University of Virginia Health System, Charlottesville, VA
Lindsey Jackson Hathaway, Tim Rose, Michelle Sekunda, Yi Qin, Julio Silvestre, Michael Kenneth Keng
Background: In FY17, there were 108 patients with cancer who died on an inpatient unit at UVA, and of these, 17 patients (16%) died with incurable advanced stage GI cancer. In addition, 54% of these GI cancer patients did not have an outpatient palliative care consult prior to their time of death. Lack of early palliative care consultation leads to poor end of life care, compromises quality of life for patients and their families, and promotes the overutilization of healthcare. Methods: We participated in the ASCO Quality Training Program for this project. Our first aim (AIM#1) was to increase inpatient palliative care consults by 25% in patients with advanced stage GI cancers who were considered unscheduled admissions by hospital day 2. Our second aim (AIM#2) was to increase outpatient palliative care referrals by 25% in patients with pancreatic and hepatobiliary cancers by the second visit. We conducted these aims at UVA from August 2017 to February 2018. The intervention was to remind the GI oncologists and the house staff to place the palliative care consult.
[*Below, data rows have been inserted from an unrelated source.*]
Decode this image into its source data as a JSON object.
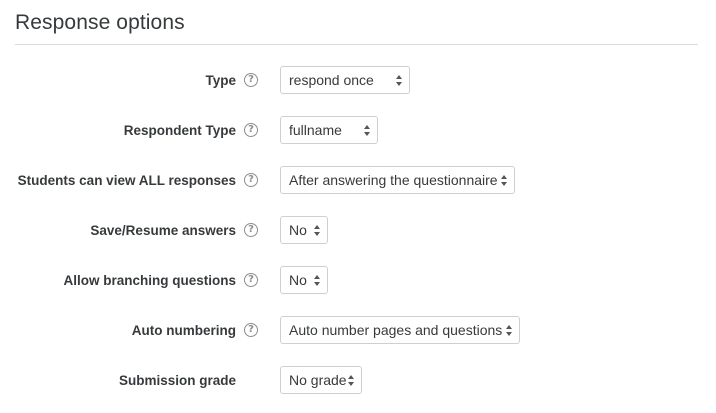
{
  "section": {
    "title": "Response options"
  },
  "fields": [
    {
      "label": "Type",
      "value": "respond once",
      "has_help": true
    },
    {
      "label": "Respondent Type",
      "value": "fullname",
      "has_help": true
    },
    {
      "label": "Students can view ALL responses",
      "value": "After answering the questionnaire",
      "has_help": true
    },
    {
      "label": "Save/Resume answers",
      "value": "No",
      "has_help": true
    },
    {
      "label": "Allow branching questions",
      "value": "No",
      "has_help": true
    },
    {
      "label": "Auto numbering",
      "value": "Auto number pages and questions",
      "has_help": true
    },
    {
      "label": "Submission grade",
      "value": "No grade",
      "has_help": false
    }
  ],
  "help_icon": {
    "glyph": "?",
    "name": "help-icon"
  },
  "colors": {
    "text": "#373a3c",
    "border": "#cfcfcf",
    "help": "#8e8e8e",
    "rule": "#dcdcdc"
  }
}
Results: From our pre-intervention data for AIM#1, 33 patients with advanced GI cancer (34%) had a palliative care consult in the inpatient setting from July 2017 to July 2018. Post intervention data showed that 14 patients (73%) had a palliative care consult, 10 patients (71%) with palliative care consult went to hospice, 11 patients (59%) have died since our intervention with only 1 death occuring in the inpatient setting and 1 patient with an readmission. From our pre-intervention data for AIM#2, 24 advanced GI cancer patients (5.5%) had a palliative care referral, and post-intervention 11 patients (21%) had a palliative care referral. Of the 11 patients with palliative care referrals, 6 patients (55%) went to hospice. Conclusions: We met both of our primary inpatient and outpatient aims to increase palliative care consults for advanced stage GI oncology patients. Our data clearly shows a benefit of early palliative care referral in GI oncology patients both in the outpatient and inpatient setting. We plan to continue to collect data on long-term outcomes for our patients, and investigate future directions to improve sustainability and to expand to other cancer service line populations.